The murder mystery aspect is carried out with a relatively light touch which manages to hint at unpleasantness below the surface.  There’s perhaps a bit more suspense than there is mystery about the murder plot.  It’s relatively obvious early on who the wrong-‘un is, and most of the time is spend letting the reader wonder (and discover) what exactly they’ve done, why they’ve done it, and what they might do next if not stopped, than on choosing between a cast of equally plausible suspects.

This allows the romance and detection plots to blend more effectively than a lot of similar novels: Nick’s concern for Judy being put in danger, and her refusal to give up the sense of duty she feels to find out what’s going on, provide drive and complication on both sides of the story.  But there’s something more thematic happening in these two parallel narratives as well.  The developing romance of two young people thrown together in unfamiliar surroundings and unusual work is hedged about by gossip and speculation.  The rumour mill seems to work as powerfully and noisily as the lathes at Judy’s shell factory, and everyone knows everything about their entanglement. 

Indeed, they seem to know a great deal more than everything, since most people are sure that Nick and Judy are constantly having illicit trysts and nights of passion, all falling under the vaguely nefarious phrase “goings-on”.  As the narrative unfolds, it becomes clear that the real moral decay of England isn’t happening in the summer fields and the walk home after a dance, where young people may or may not be breaking their society’s sexual codes.  It is happening in the domestic claustrophobia of a respectable household, where wartime virtues like thrift and hard work are curdling into abuse and degradation.

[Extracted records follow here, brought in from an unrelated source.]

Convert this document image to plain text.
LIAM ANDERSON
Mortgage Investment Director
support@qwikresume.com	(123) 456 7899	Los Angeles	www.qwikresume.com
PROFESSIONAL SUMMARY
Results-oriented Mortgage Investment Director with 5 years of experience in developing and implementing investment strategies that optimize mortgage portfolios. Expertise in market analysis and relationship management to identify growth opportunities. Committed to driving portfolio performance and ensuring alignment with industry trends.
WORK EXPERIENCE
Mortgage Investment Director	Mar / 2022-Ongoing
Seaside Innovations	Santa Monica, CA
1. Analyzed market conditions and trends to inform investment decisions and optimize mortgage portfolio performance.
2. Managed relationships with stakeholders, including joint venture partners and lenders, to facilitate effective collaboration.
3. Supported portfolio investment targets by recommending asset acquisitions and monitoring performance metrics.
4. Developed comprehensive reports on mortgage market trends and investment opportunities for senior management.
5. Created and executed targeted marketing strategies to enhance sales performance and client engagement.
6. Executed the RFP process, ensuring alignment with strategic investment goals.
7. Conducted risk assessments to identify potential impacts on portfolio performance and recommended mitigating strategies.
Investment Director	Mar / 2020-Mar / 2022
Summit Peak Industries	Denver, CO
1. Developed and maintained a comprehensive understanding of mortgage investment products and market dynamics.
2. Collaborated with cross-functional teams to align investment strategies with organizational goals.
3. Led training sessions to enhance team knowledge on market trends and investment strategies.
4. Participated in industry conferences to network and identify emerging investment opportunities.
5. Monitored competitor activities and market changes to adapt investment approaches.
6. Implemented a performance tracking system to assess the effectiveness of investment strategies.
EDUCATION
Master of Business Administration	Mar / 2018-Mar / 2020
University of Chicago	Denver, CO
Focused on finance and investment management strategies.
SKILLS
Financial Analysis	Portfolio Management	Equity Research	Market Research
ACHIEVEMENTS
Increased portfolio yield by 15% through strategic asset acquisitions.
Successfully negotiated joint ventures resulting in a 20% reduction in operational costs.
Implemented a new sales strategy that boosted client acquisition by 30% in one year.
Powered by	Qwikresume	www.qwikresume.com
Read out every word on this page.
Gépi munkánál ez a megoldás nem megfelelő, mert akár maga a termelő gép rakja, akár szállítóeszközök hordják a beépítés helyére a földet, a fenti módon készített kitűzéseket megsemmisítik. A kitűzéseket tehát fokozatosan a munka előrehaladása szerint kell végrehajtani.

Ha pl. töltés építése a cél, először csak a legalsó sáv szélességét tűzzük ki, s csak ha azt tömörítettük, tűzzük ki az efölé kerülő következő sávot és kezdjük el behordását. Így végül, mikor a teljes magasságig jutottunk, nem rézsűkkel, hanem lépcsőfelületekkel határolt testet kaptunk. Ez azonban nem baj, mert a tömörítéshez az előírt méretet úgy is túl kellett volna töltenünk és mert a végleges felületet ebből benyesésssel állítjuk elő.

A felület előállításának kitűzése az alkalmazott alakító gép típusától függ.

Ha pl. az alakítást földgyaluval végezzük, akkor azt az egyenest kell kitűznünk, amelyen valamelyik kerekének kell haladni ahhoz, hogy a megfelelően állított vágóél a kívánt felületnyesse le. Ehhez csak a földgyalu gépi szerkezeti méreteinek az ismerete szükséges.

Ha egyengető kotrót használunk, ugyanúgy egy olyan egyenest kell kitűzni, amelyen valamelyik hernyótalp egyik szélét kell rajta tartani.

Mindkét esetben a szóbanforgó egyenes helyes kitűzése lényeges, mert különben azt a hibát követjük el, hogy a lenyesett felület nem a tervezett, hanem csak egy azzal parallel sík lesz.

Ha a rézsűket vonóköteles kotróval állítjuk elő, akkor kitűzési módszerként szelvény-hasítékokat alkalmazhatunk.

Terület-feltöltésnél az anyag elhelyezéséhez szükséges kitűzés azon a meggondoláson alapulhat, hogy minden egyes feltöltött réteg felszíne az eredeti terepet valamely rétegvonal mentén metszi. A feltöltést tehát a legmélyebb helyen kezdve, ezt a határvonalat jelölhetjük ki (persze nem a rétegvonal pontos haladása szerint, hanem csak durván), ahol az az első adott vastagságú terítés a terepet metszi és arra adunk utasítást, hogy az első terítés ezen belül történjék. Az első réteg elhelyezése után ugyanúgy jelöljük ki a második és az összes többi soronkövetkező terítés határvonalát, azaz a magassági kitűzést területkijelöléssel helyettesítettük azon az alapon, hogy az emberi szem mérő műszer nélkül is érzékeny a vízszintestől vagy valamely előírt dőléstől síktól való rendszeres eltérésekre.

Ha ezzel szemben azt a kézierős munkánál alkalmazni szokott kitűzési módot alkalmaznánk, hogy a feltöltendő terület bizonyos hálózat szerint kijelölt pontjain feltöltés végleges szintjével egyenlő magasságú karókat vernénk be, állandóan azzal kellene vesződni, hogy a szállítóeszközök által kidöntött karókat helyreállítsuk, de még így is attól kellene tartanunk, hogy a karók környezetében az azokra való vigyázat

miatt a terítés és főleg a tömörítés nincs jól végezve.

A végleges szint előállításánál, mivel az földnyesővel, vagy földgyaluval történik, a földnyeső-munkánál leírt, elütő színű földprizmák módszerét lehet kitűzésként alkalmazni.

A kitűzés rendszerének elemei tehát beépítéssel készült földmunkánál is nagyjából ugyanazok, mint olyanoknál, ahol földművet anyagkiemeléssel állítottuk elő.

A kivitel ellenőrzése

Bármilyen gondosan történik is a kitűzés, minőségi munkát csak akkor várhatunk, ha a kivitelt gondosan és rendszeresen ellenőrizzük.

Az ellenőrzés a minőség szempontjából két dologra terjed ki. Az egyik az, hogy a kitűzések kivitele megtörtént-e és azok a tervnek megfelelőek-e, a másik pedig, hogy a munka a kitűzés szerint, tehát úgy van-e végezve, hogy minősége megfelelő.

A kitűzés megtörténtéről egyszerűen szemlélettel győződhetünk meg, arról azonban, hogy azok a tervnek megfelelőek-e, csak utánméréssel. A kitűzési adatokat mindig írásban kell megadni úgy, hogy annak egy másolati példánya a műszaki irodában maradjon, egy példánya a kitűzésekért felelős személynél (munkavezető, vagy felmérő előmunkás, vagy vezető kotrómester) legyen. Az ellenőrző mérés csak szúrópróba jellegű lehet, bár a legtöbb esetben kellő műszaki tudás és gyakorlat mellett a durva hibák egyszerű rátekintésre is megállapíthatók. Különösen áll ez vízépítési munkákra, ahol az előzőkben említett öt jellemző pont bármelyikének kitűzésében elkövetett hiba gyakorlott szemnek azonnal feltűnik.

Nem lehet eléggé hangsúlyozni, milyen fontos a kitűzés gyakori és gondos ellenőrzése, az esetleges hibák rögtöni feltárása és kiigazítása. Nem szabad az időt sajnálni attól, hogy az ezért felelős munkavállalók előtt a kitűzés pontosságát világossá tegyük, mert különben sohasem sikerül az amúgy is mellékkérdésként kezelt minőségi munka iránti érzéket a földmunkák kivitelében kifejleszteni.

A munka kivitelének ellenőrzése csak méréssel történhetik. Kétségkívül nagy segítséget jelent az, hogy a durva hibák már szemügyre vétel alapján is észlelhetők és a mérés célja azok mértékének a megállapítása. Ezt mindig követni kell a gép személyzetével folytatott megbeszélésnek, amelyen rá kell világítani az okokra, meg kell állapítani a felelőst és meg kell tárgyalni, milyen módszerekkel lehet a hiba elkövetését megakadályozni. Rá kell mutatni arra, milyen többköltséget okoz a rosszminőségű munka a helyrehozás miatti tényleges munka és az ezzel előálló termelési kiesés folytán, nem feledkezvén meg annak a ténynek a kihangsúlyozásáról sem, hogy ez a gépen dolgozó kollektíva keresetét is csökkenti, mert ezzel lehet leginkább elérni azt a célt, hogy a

The romance plot, rather like the mystery, is not the subject of much serious uncertainty.  Judy is modern and plucky, whilst Nick is aristocratic and haunted by responsibilities both military and ancestral.  He has a garrulous mother and a dose of survivor’s guilt in a way which suggests Scarlett/ Streatfeild has read Dorothy L. Sayers, like everyone else writing this kind of novel in this period.  Overall, Murder While You Work is a thoroughly enjoyable novel: pacey and funny, with enough edge to stop the detection becoming mechanical, and enough wit to stop the romance cloying.  Aside from anything else, it is always engrossing to watch the wartime novel, which became such a favourite historical mode for later authors, being written at the time by someone who didn’t know how all this would turn out and what we would all come to think about it.